As we anticipate the strong possibility of heavy El Niño rains, my attention will be on Oakland’s streams this winter. Last week parts of southern California were hit by “thousand-year” rainfall events, cloudbursts that washed thick sheets of mud over roads and properties. We can expect such things here too, in any given thousand-year period.
Arroyo Viejo, the stream that crosses Knowland Park, offers two lessons about floods. The scene below is at the northern edge of the park, looking upstream: a streambed piled with boulders, some as large as sofas. (All photos 800 px)
Notice: these rocks have been tumbled by the stream. How much water would it take to do that? Let’s make a rough, arm-waving estimate.
The rainfall in last week’s cloudburst was almost 4 inches in one hour. Had it fallen on the watershed of Arroyo Viejo above this point — say, half a square kilometer — it would represent an input of roughly 30 cubic meters of rainwater every second.
Picture in your mind that volume of water — no, it would be mud and therefore that much greater — funnelled through this narrow valley. Do a little geometry and it’s easy to see the floodwater would be well above the tops of the boulders.
Hidden in plain sight in this photo, then, is a single hour of tumult that might have happened a thousand years ago or five hundered years ago — or perhaps during the dreadful winter of 1861-62, when it rained for 43 straight days and much of the Central Valley became a lake.
The lesson is that most of geology’s hard work gets done in rare spurts of extraordinary activity.
Okay, the second lesson is hidden in these rocks. All of them, like this boulder as tall as me, are made of conglomerate.
These rocks, assigned to the Knoxville Formation of Late Jurassic to Early Cretaceous age, were laid down by ancient floods in a nearshore or terrestrial setting. I’ll show you three different specimens. Notice the large clasts and the fine-grained matrix that surrounds them.
This boulder displays a wide range of clast sizes. It was probably laid down by what’s called a hyperpycnal flow, a slurry of sediment that carries everything along with it. We’ve watched them happen offshore in Monterey Canyon. Here’s another example.

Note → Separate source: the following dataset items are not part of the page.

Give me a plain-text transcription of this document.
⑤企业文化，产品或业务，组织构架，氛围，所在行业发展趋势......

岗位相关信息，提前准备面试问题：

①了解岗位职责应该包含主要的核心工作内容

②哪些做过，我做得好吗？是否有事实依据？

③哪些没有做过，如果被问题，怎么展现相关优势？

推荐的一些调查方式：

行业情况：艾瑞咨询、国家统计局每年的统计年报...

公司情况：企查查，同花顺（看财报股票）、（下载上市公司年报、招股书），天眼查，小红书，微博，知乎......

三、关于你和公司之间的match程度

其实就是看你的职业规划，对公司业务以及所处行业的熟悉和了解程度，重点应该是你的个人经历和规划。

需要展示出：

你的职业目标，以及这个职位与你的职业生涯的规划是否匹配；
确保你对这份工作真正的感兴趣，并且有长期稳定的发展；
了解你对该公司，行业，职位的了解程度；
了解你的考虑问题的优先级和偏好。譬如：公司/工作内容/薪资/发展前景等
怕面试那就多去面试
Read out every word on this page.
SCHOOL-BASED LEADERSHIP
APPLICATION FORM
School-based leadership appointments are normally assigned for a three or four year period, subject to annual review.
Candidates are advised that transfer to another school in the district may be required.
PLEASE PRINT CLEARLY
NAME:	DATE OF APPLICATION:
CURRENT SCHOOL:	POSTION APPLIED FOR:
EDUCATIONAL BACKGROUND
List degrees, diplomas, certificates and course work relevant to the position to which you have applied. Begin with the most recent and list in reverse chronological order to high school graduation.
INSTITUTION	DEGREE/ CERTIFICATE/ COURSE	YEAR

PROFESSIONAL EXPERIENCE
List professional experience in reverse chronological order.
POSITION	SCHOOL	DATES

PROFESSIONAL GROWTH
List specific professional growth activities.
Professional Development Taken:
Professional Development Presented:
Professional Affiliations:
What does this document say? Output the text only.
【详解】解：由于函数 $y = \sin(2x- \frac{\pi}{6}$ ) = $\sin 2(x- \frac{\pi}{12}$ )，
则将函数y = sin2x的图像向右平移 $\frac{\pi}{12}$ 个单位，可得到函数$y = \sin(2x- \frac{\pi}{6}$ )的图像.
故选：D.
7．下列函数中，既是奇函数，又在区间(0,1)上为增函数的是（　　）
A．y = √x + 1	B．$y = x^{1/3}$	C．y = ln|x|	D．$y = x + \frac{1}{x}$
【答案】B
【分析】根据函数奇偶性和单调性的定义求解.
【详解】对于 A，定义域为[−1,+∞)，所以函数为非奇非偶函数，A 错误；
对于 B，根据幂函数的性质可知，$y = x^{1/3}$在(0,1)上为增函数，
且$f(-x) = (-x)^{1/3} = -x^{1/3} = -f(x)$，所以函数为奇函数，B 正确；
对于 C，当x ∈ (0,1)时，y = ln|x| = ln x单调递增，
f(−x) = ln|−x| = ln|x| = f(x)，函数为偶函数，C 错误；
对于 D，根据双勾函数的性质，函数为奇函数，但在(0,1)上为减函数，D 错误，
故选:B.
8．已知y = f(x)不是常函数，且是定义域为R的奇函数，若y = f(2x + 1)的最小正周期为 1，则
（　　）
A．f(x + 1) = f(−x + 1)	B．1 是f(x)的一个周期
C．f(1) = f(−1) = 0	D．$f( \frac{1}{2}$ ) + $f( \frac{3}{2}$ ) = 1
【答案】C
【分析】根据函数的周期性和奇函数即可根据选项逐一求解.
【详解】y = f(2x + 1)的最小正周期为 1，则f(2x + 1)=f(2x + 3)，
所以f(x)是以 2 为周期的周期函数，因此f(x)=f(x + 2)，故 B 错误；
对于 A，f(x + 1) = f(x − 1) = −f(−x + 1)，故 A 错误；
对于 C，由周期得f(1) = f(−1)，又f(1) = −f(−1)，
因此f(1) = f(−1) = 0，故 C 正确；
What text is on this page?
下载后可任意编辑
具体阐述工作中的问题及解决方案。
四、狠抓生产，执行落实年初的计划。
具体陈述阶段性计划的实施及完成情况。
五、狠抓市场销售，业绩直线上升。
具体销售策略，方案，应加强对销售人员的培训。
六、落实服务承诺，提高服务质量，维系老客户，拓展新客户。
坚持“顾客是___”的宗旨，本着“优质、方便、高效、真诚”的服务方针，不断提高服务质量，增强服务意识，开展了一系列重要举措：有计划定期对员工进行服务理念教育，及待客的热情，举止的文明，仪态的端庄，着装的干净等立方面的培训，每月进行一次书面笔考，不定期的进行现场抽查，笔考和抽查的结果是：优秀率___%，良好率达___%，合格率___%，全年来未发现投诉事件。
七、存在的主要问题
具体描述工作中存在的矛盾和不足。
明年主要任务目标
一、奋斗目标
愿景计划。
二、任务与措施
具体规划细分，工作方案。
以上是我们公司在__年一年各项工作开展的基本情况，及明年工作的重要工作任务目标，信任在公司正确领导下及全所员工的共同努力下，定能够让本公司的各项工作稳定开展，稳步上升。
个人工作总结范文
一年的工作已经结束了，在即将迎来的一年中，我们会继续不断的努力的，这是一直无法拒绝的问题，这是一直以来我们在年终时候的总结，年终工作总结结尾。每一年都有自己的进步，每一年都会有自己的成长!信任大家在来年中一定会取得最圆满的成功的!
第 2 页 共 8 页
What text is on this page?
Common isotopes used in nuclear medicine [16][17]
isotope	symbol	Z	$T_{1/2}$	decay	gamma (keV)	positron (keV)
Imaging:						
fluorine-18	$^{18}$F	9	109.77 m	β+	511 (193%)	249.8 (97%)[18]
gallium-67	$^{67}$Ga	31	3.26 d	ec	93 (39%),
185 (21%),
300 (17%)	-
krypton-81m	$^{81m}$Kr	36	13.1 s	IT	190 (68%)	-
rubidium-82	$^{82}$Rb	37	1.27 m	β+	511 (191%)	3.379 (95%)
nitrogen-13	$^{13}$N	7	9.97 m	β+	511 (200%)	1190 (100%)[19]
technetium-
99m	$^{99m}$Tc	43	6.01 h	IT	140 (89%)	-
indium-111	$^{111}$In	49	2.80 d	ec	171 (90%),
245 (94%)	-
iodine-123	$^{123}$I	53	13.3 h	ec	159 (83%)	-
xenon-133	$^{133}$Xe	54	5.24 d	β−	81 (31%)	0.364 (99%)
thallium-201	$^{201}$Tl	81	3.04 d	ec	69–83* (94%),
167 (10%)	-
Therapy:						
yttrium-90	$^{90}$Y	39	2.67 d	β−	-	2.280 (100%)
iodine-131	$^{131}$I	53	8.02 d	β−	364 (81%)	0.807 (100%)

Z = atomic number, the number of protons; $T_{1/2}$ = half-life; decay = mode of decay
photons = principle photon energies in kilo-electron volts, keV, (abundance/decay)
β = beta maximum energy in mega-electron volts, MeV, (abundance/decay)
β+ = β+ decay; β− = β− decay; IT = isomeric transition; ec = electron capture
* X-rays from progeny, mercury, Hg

Instead of an underwater landslide, as seen in the first specimen, this represents something gentler and more organized, like a mudflow, or like the mudslides we saw in the news. The clasts are aligned with the current that carried them here.
The key observation in both cases is that the large clasts are floating in the matrix. In geologist’s terms, they are matrix-supported conglomerates.
Then we have this.
Here’s a beautiful clast-supported conglomerate. It represents a clean bed of well-rounded cobbles, all touching each other, like you’d see in a rushing stream or a rocky beach, nicely infiltrated with clean silt or clay after it was laid down.
None of these stones were made by ordinary sediment wafting down streams during ordinary rainy seasons. They were assembled by floods of all sizes.